I dropped out again (to head still another expedition), but went back and eventually managed to accumulate enough credits to graduate.

First Ever

Officially my degree was awarded (cum laude) by the College of Interdisciplinary Studies at the University of South Carolina for a program in marine archaeology. As far as I know, it was the first bachelor’s degree ever given anywhere for such a program.

Doctorate

In 1972, I was awarded one of five “Doctor of Marine Histories.” Requirements for this degree were set at a minimum of nine years of involvement in marine work or marine related research, as well as some significant contribution to the furthering of marine archeology or other marine related art or history, or the satisfactory completion of all course work normally required for a Doctor of Philosophy, with at least one year of intensive research in one of the marine related arts or histories, over and beyond that done meeting the course requirements for a Ph.D.

The creation and awarding of this degree was initially done by a written vote of Sea Research Society’s Board of Directors and Board of Advisors.

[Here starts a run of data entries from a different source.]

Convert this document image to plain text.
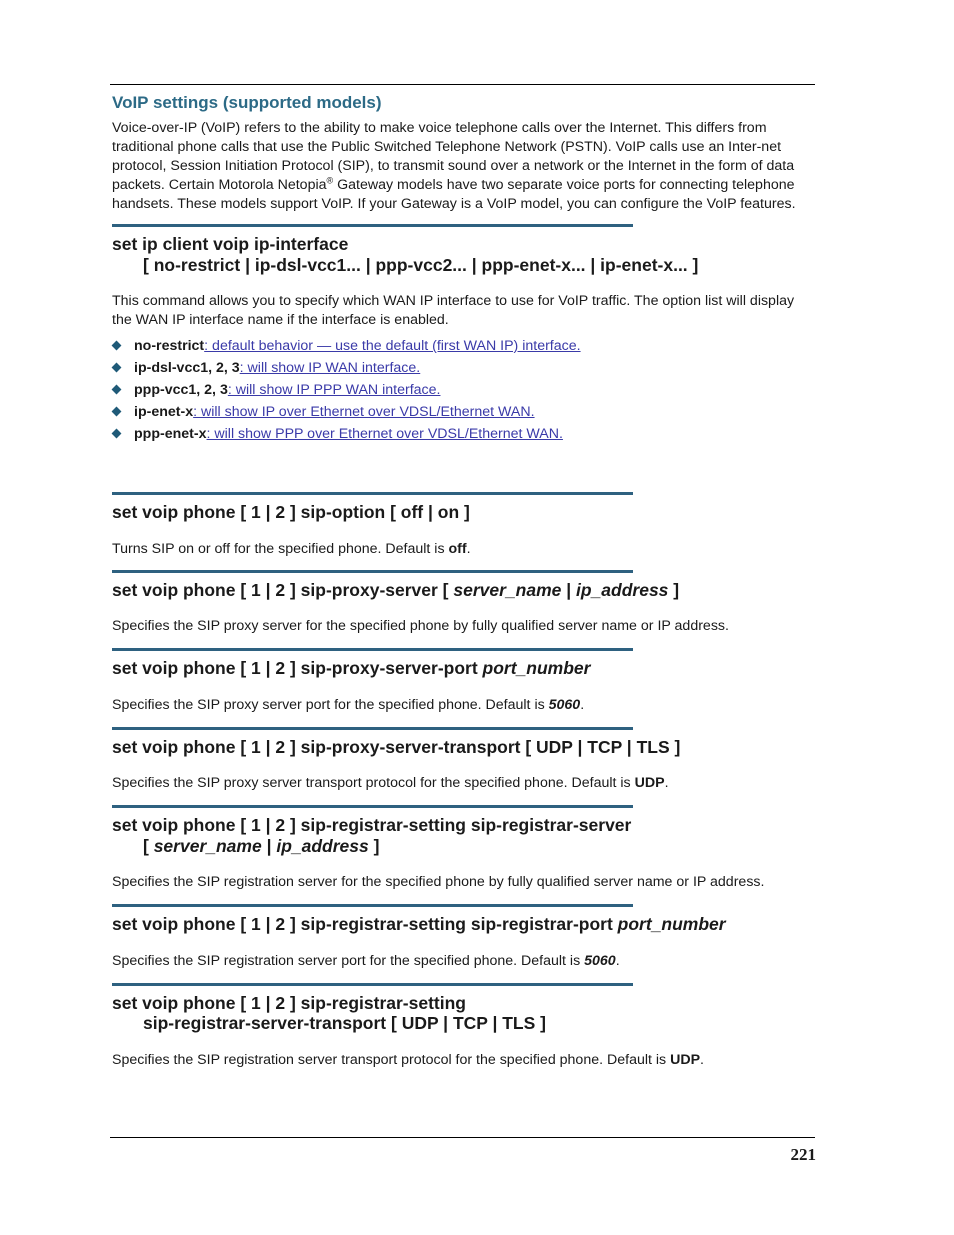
VoIP settings (supported models)

Voice-over-IP (VoIP) refers to the ability to make voice telephone calls over the Internet. This differs from traditional phone calls that use the Public Switched Telephone Network (PSTN). VoIP calls use an Inter-net protocol, Session Initiation Protocol (SIP), to transmit sound over a network or the Internet in the form of data packets. Certain Motorola Netopia® Gateway models have two separate voice ports for connecting telephone handsets. These models support VoIP. If your Gateway is a VoIP model, you can configure the VoIP features.

set ip client voip ip-interface
[ no-restrict | ip-dsl-vcc1... | ppp-vcc2... | ppp-enet-x... | ip-enet-x... ]

This command allows you to specify which WAN IP interface to use for VoIP traffic. The option list will display the WAN IP interface name if the interface is enabled.

no-restrict: default behavior — use the default (first WAN IP) interface.
ip-dsl-vcc1, 2, 3: will show IP WAN interface.
ppp-vcc1, 2, 3: will show IP PPP WAN interface.
ip-enet-x: will show IP over Ethernet over VDSL/Ethernet WAN.
ppp-enet-x: will show PPP over Ethernet over VDSL/Ethernet WAN.

set voip phone [ 1 | 2 ] sip-option [ off | on ]

Turns SIP on or off for the specified phone. Default is off.

set voip phone [ 1 | 2 ] sip-proxy-server [ server_name | ip_address ]

Specifies the SIP proxy server for the specified phone by fully qualified server name or IP address.

set voip phone [ 1 | 2 ] sip-proxy-server-port port_number

Specifies the SIP proxy server port for the specified phone. Default is 5060.

set voip phone [ 1 | 2 ] sip-proxy-server-transport [ UDP | TCP | TLS ]

Specifies the SIP proxy server transport protocol for the specified phone. Default is UDP.

set voip phone [ 1 | 2 ] sip-registrar-setting sip-registrar-server
[ server_name | ip_address ]

Specifies the SIP registration server for the specified phone by fully qualified server name or IP address.

set voip phone [ 1 | 2 ] sip-registrar-setting sip-registrar-port port_number

Specifies the SIP registration server port for the specified phone. Default is 5060.

set voip phone [ 1 | 2 ] sip-registrar-setting
sip-registrar-server-transport [ UDP | TCP | TLS ]

Specifies the SIP registration server transport protocol for the specified phone. Default is UDP.

221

Person’s voting for this degree included: the late Frederick Dumas (French underwater archeologist famed for his work with Jaques Yves Cousteau); Luis Marden (then Chief, Foreign Editorial Staff, National Geographic Magazine, and at that time National Geographic Society’s resident shipwreck expert); the late Ron A. Gibbs (Ron was then Registrar, Division of Museums, National Parks Service, and had previously worked on the federal government’s Dry Tortugas Shipwreck Project and other shipwreck projects); Edwin C. Bearss (historian for the National Park Service, author of numerous books including several on shipwrecks); Robert C. Wheeler (then Associate Director of the Minnesota Historical Society); Don Pablo Bush Romero (then president of the Club de Exploraciones Mexico, Mexican underwater archeological society); Sir Anders Franzen (discoverer of the wreck of the Swedish warship Vasa); Paul J. Tzimoulis (editor/publisher of Skin Diver magazine); and others of similar note.

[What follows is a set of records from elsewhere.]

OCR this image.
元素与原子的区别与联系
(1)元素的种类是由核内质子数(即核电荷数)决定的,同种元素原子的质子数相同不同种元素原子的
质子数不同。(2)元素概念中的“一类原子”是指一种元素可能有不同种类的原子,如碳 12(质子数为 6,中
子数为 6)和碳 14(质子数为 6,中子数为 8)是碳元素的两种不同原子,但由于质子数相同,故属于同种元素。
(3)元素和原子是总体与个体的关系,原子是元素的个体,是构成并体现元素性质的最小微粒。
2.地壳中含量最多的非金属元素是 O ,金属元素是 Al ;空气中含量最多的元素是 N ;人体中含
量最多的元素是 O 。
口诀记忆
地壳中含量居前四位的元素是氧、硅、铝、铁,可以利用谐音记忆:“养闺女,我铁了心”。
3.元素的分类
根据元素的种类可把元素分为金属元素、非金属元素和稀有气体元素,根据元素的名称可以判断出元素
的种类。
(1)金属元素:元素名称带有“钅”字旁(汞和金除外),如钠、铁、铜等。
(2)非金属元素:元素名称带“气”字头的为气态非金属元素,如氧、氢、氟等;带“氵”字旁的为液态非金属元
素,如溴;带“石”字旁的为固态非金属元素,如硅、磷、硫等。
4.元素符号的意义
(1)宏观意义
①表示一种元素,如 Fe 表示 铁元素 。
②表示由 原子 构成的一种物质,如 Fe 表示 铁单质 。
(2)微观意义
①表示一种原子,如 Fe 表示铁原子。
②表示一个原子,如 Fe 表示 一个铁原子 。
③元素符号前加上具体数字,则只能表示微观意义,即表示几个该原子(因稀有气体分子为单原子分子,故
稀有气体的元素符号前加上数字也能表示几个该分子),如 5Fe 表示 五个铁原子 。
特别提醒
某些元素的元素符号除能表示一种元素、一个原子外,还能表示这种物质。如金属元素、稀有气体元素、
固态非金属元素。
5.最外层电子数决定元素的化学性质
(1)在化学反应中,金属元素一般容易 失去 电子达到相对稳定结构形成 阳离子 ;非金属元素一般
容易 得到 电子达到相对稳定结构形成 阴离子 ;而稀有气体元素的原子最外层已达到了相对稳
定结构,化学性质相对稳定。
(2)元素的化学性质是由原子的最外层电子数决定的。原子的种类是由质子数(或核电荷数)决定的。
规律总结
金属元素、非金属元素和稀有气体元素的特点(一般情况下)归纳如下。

Two others who received this degree were Sir Robert F. Marx, and the late Peter Throckmorton. Marx is the man I have long called the father of modern underwater archaeology. He is the author of over 50 books on shipwrecks and is best known for his work on the sunken city of Port Royal Jamaica and his discovery of the Spanish treasure galleon Nuestra Senora de la Maravillas. Throckmorton was renowned for his 1960 discovery of what was then the oldest known shipwreck in the world (it was from the Bronze Age). An account of that discovery was carried in National Geographic Magazine. Throckmorton published numerous articles and books on shipwrecks and underwater archeology, and was a professor at Nova University in Florida when he died.

At present the degree of Doctor of Marine Histories remains a non-traditional degree, in light of the above facts, you can see why I am proud of it.

Still at It

I am now 65 and still discovering and writing about shipwrecks. My most recently announced discoveries were the wrecks of the steamers SS United States and SS Ozama, lost in 1881 and 1894 respectively.

And that is just part of the story of how I followed my dreams and am still following them.